Miljoenen mensen zijn enorm opgelucht. Niet alleen de uitslag is belangrijk, maar ook hoe deze is behaald: Frankrijk zag de meest dynamische linkse campagne in tientallen jaren, met tienduizenden nieuwe activisten, grote delen van het maatschappelijk middenveld, wijdverspreid huis-aan-huis aankloppen, honderden bijeenkomsten en demonstraties en een duizelingwekkende verscheidenheid aan evenementen, initiatieven en oproepen om voor radicale verandering en tegen fascisme te stemmen. Iedereen hoorde dat het mogelijk is om de rijken te belasten, onze ziekenhuizen en scholen weer op te bouwen en te vechten tegen seksistisch geweld en tegen racisme, inclusief antisemitisme en islamofobie.
En France Insoumise (Frankrijk in Opstand), het radicale deel van NFP, behaalde zeer veel stemmen in multi-etnische arbeiderswijken – veel klassenstrijders zijn verkozen die lichtjaren verwijderd zijn van de grijze apparatsjiks die we gewend zijn. Denk aan Raphaël Arnault, medeoprichter van Jeune Garde – een dynamische antifascistische organisatie die een paar jaar geleden is opgericht. Of Sebastien Delogu, een taxichauffeur die de campagne tegen de ‘uberisering’ van het beroep leidde en Aly Diouara, oorspronkelijk uit Gambia, zeer actief als gemeenteraadslid in de arbeiderswijken van Parijs en een lokale leider van de campagne tegen de genocide in Gaza. Of Alma Dufour, bekend als leider van campagnes tegen Amazon.
Diepe crisis
Frankrijk is ondergedompeld in een diepe politieke crisis die nog wel even zal duren. De situatie bevat veel gevaren, maar biedt ook veel kansen. Elke politieke situatie is breekbaar en elke tactiek en strategie wordt betwist. We zullen schommelingen zien: overlopers die in paniek (of erger) handelen en anderen die juist politiek betere besluiten nemen dan we dachten. We moeten ons concentreren op de hoofdelementen, niet op details van tactieken om te begrijpen wat nieuw is en wat mogelijk is.

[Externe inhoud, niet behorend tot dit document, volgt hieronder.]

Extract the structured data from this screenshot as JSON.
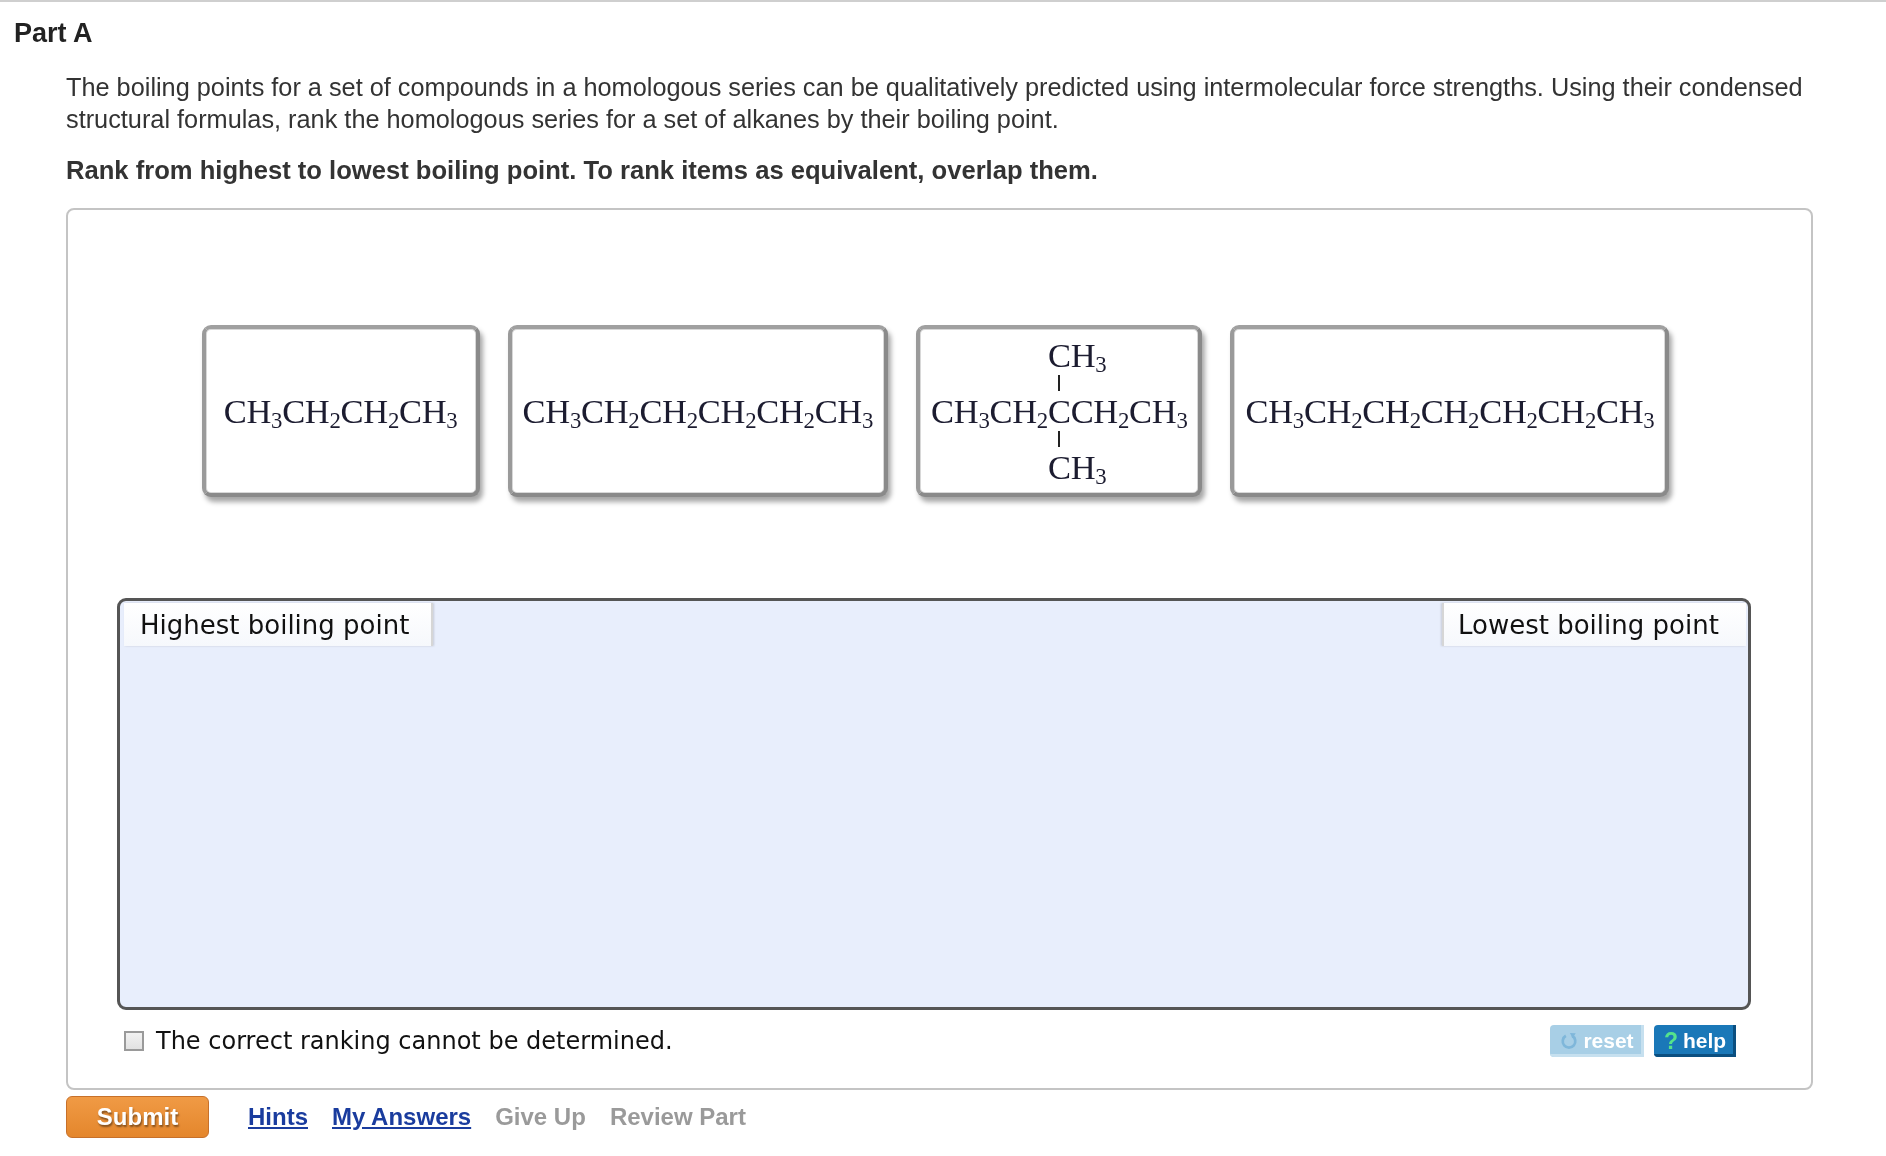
{
  "part": {
    "title": "Part A"
  },
  "question": {
    "text": "The boiling points for a set of compounds in a homologous series can be qualitatively predicted using intermolecular force strengths. Using their condensed structural formulas, rank the homologous series for a set of alkanes by their boiling point.",
    "instruction": "Rank from highest to lowest boiling point. To rank items as equivalent, overlap them."
  },
  "tiles": [
    {
      "kind": "linear",
      "formula": "CH$_{3}$CH$_{2}$CH$_{2}$CH$_{3}$"
    },
    {
      "kind": "linear",
      "formula": "CH$_{3}$CH$_{2}$CH$_{2}$CH$_{2}$CH$_{2}$CH$_{3}$"
    },
    {
      "kind": "branched",
      "top": "CH$_{3}$",
      "chain_left": "CH$_{3}$CH$_{2}$",
      "branch_atom": "C",
      "chain_right": "CH$_{2}$CH$_{3}$",
      "bottom": "CH$_{3}$"
    },
    {
      "kind": "linear",
      "formula": "CH$_{3}$CH$_{2}$CH$_{2}$CH$_{2}$CH$_{2}$CH$_{2}$CH$_{3}$"
    }
  ],
  "ranking_area": {
    "start_label": "Highest boiling point",
    "end_label": "Lowest boiling point"
  },
  "cannot_determine": {
    "label": "The correct ranking cannot be determined.",
    "checked": false
  },
  "tool_buttons": [
    {
      "kind": "reset",
      "label": "reset",
      "disabled": true
    },
    {
      "kind": "help",
      "label": "help",
      "icon": "?",
      "disabled": false
    }
  ],
  "submit_button": {
    "label": "Submit"
  },
  "links": [
    {
      "label": "Hints",
      "disabled": false
    },
    {
      "label": "My Answers",
      "disabled": false
    },
    {
      "label": "Give Up",
      "disabled": true
    },
    {
      "label": "Review Part",
      "disabled": true
    }
  ]
}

NPF is een verkiezingscoalitie die onder enorme druk van onderaf er glansrijk in is geslaagd een fascistische regering tegen te houden. Dit lukte vanwege samenwerking en een inspirerend radicaal programma. Dit verkiezingsresultaat rechtvaardigt de coalitie en de compromissen die daarvoor nodig waren, hoe broos de NPF in de toekomst ook zal blijken.

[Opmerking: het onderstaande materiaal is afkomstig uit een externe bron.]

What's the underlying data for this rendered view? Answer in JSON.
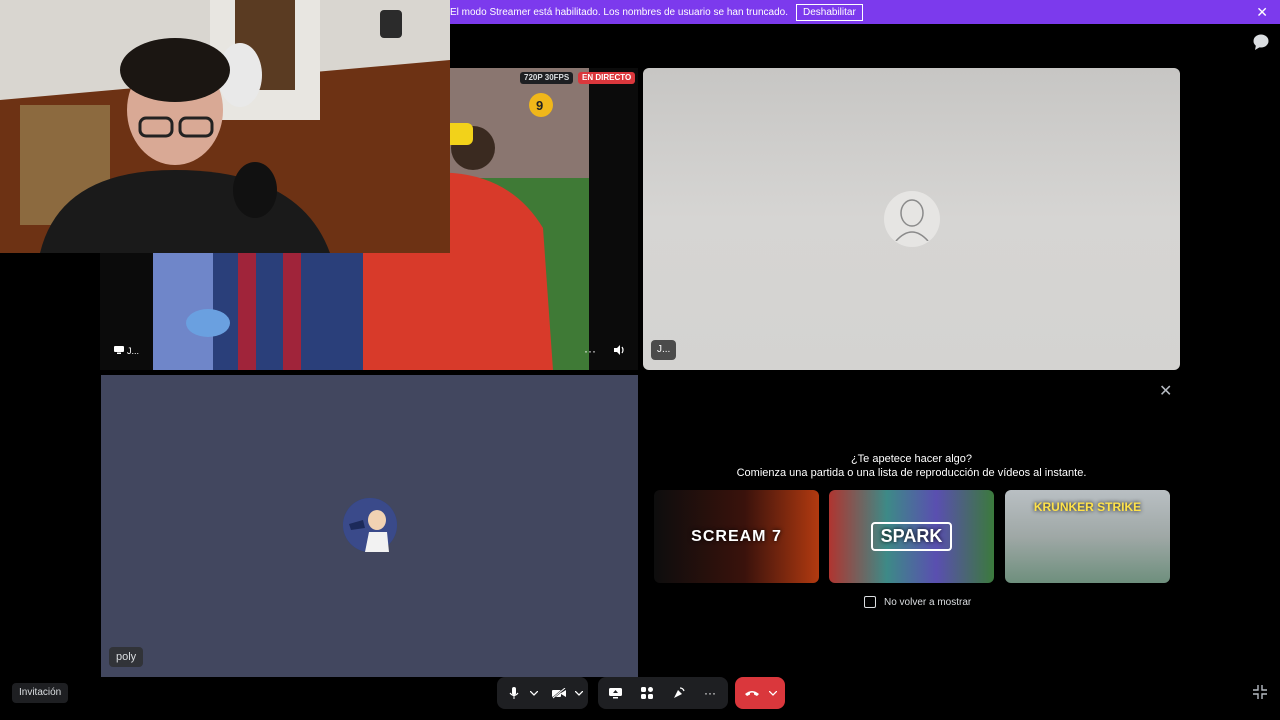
{
  "banner": {
    "text": "El modo Streamer está habilitado. Los nombres de usuario se han truncado.",
    "button": "Deshabilitar",
    "close": "✕"
  },
  "stream": {
    "quality": "720P 30FPS",
    "live": "EN DIRECTO",
    "name": "J...",
    "more": "···",
    "volume_icon": "speaker-icon"
  },
  "tile_j": {
    "name": "J..."
  },
  "tile_poly": {
    "name": "poly"
  },
  "activities": {
    "title": "¿Te apetece hacer algo?",
    "subtitle": "Comienza una partida o una lista de reproducción de vídeos al instante.",
    "games": [
      {
        "label": "SCREAM 7"
      },
      {
        "label": "SPARK"
      },
      {
        "label": "KRUNKER STRIKE"
      }
    ],
    "dont_show": "No volver a mostrar",
    "close": "✕"
  },
  "footer": {
    "invite": "Invitación",
    "more": "···"
  },
  "colors": {
    "banner": "#7c3aed",
    "hangup": "#da373c",
    "live": "#da373c",
    "poly_tile": "#42475f"
  }
}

De RN-activisten zijn deze week gedemoraliseerd en gedeprimeerd, omdat ze maar de helft van het aantal parlementsleden hebben behaald waar ze op hoopten. Maar ze hebben er nog altijd vijfenvijftig meer dan bij de laatste parlementsverkiezingen. De huidige relatieve tegenslag voor extreemrechts moet worden gebruikt als een springplank om de fascisten terug te dringen. De honderdduizenden die de afgelopen drie weken bij de antifascistische campagne betrokken waren, moeten gemobiliseerd blijven.
Hoe verder?
Geen enkele partij heeft een meerderheid in het parlement behaald en de grondwet verbiedt nieuwe parlementsverkiezingen binnen twaalf maanden. Er lijken drie mogelijkheden te zijn: een linkse minderheidsregering, een rechts-linkse coalitie of een regering van benoemde experts.

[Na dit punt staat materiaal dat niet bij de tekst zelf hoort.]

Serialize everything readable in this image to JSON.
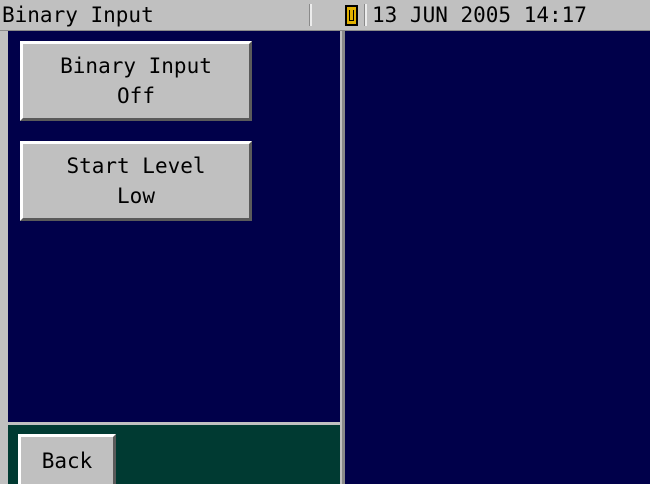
{
  "title_bar": {
    "title": "Binary Input",
    "status_icon": "drive-indicator-icon",
    "datetime": "13 JUN 2005 14:17"
  },
  "menu": {
    "binary_input": {
      "line1": "Binary Input",
      "line2": "Off"
    },
    "start_level": {
      "line1": "Start Level",
      "line2": "Low"
    }
  },
  "softkeys": {
    "back_label": "Back"
  },
  "colors": {
    "panel_background": "#00004a",
    "softkey_bar_background": "#003a32",
    "chrome_gray": "#c0c0c0",
    "status_icon_yellow": "#e0b000"
  }
}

Linkse leiders hebben aangegeven dat ze een minderheidsregering willen vormen. Het wordt dan moeilijk om wetten aan te nemen. Maar voor sommige punten van de NPF, zoals het terugdringen van politiegeweld, het verhogen van het minimumloon of het bevriezen van de prijzen van eerste levensbehoeften is geen nieuwe wetgeving nodig. Natuurlijk zullen de bazen en de media ongekende druk opvoeren en is het essentieel dat arbeiders zich mobiliseren om ervoor te zorgen dat onze belangen worden verdedigd. Veel NPF-aanhangers begrijpen dat een linkse regering geen carte blanche moet krijgen. Deze week proberen activisten lokale Volksfrontcomités op te zetten om de radicale betrokkenheid van grote aantallen mensen te behouden.
Geholpen door een sterke mediacampagne, heeft rechts de voorkeur voor een coalitieregering van ‘nationale eenheid’. Daarin zitten dan delen van links en rechts: iedereen behalve natuurlijk France Insoumise en het RN. Angst voor chaos wordt gebruikt om mensen ervan te overtuigen dat dit een redelijk project is.
Diverse vooraanstaande Macronisten dringen op dit idee aan. En sommige leiders van de Socialistische Partij, de Communistische Partij en de Groenen lijken erin mee te gaan. Ze worden vergezeld door een handvol France Insoumise-parlementsleden onder leiding van François Ruffin. Zij keren zich af van FI en zijn op zoek naar ‘gematigde’ opties. ‘We moeten de zaken kalmeren’ zei Ruffin. Deze groep doet alsof de persoonlijkheid van FI-leider Jean-Luc Mélenchon het probleem is en draagt bij aan de grote lastercampagnes tegen hem.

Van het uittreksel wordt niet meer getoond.